Ball Burnishing of Mg Alloy Using a Newly Developed Burnishing Tool with On-Machine Force Control

抄録

Burnishing is a surface finishing process, in which a very smooth surface finish is obtained by pressing a ball or roller against a machined workpiece. Additionally, owing to the surface plastic deformation caused by the movement of the hardened ball or roller, other surface properties such as hardness, fatigue life, and wear resistance can be improved. Burnishing force is one of the most important factors affecting the surface modification quality. However, methods for precisely monitoring and controlling the burnishing force are rarely investigated. In this research, a novel ball burnishing tool embedded with a load-cell and air-servo system was developed and fabricated for application to a CNC machining center. Using a specially designed control software, the burnishing force in the burnishing process was monitored in real time and controlled constantly and precisely by a force feedback system. Magnesium alloy AZ31 specimens were used to evaluate the performance of the developed system. The experiments were divided into two parts.

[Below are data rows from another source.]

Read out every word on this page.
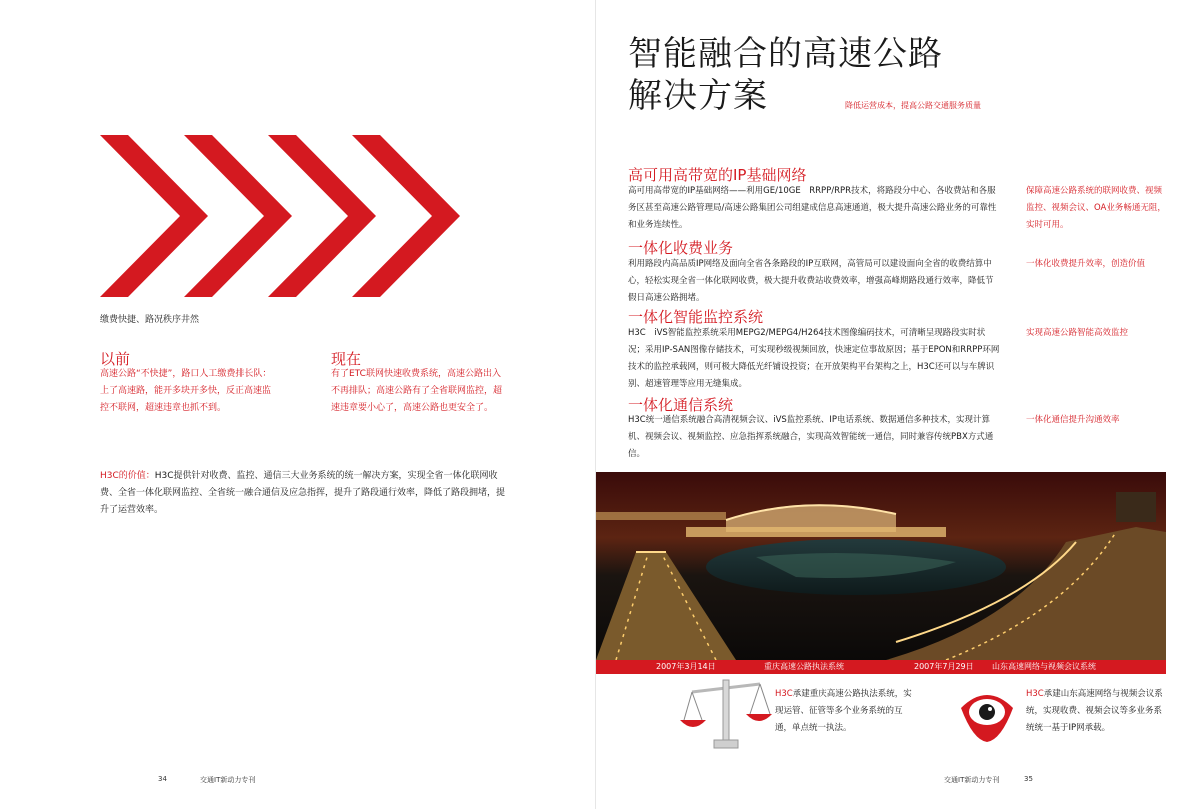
缴费快捷、路况秩序井然
以前
高速公路“不快捷”，路口人工缴费排长队：上了高速路，能开多块开多快，反正高速监控不联网，超速违章也抓不到。
现在
有了ETC联网快速收费系统，高速公路出入不再排队；高速公路有了全省联网监控，超速违章要小心了，高速公路也更安全了。
H3C的价值：H3C提供针对收费、监控、通信三大业务系统的统一解决方案，实现全省一体化联网收费、全省一体化联网监控、全省统一融合通信及应急指挥，提升了路段通行效率，降低了路段拥堵，提升了运营效率。
34	交通IT新动力专刊
智能融合的高速公路
解决方案	降低运营成本，提高公路交通服务质量
高可用高带宽的IP基础网络
高可用高带宽的IP基础网络——利用GE/10GE　RRPP/RPR技术，将路段分中心、各收费站和各服务区甚至高速公路管理局/高速公路集团公司组建成信息高速通道，极大提升高速公路业务的可靠性和业务连续性。
保障高速公路系统的联网收费、视频监控、视频会议、OA业务畅通无阻，实时可用。
一体化收费业务
利用路段内高品质IP网络及面向全省各条路段的IP互联网，高管局可以建设面向全省的收费结算中心，轻松实现全省一体化联网收费，极大提升收费站收费效率，增强高峰期路段通行效率，降低节假日高速公路拥堵。
一体化收费提升效率，创造价值
一体化智能监控系统
H3C　iVS智能监控系统采用MEPG2/MEPG4/H264技术图像编码技术，可清晰呈现路段实时状况；采用IP-SAN图像存储技术，可实现秒级视频回放，快速定位事故原因；基于EPON和RRPP环网技术的监控承载网，则可极大降低光纤铺设投资；在开放架构平台架构之上，H3C还可以与车牌识别、超速管理等应用无缝集成。
实现高速公路智能高效监控
一体化通信系统
H3C统一通信系统融合高清视频会议、iVS监控系统、IP电话系统、数据通信多种技术，实现计算机、视频会议、视频监控、应急指挥系统融合，实现高效智能统一通信，同时兼容传统PBX方式通信。
一体化通信提升沟通效率
2007年3月14日	重庆高速公路执法系统	2007年7月29日 山东高速网络与视频会议系统
H3C承建重庆高速公路执法系统，实现运管、征管等多个业务系统的互通，单点统一执法。
H3C承建山东高速网络与视频会议系统，实现收费、视频会议等多业务系统统一基于IP网承载。
交通IT新动力专刊	35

In the first part, the effects of the processing parameters on the surface roughness were investigated. The results indicated that the surface roughness could be improved from Ra= 1.95 μm to Ra= 0.26 μm. In the second part, the effects of the burnishing parameters on the surface properties were investigated by conducting experiments using Taguchi’s orthogonal array. The results suggested that the burnishing force was the most significant factors affecting the surface hardness and grain size. The Vickers hardness could be increased from HV62 to HV149. The average grain size was reduced after the burnishing process, and a work-hardening layer thickness of 0.75 mm was achieved. X-ray diffraction results indicated that the crystal orientation was modified after burnishing, and the maximum measured compressed residual stress was 186.3 MPa in the tool feed direction and 87.8 MPa in the step over direction.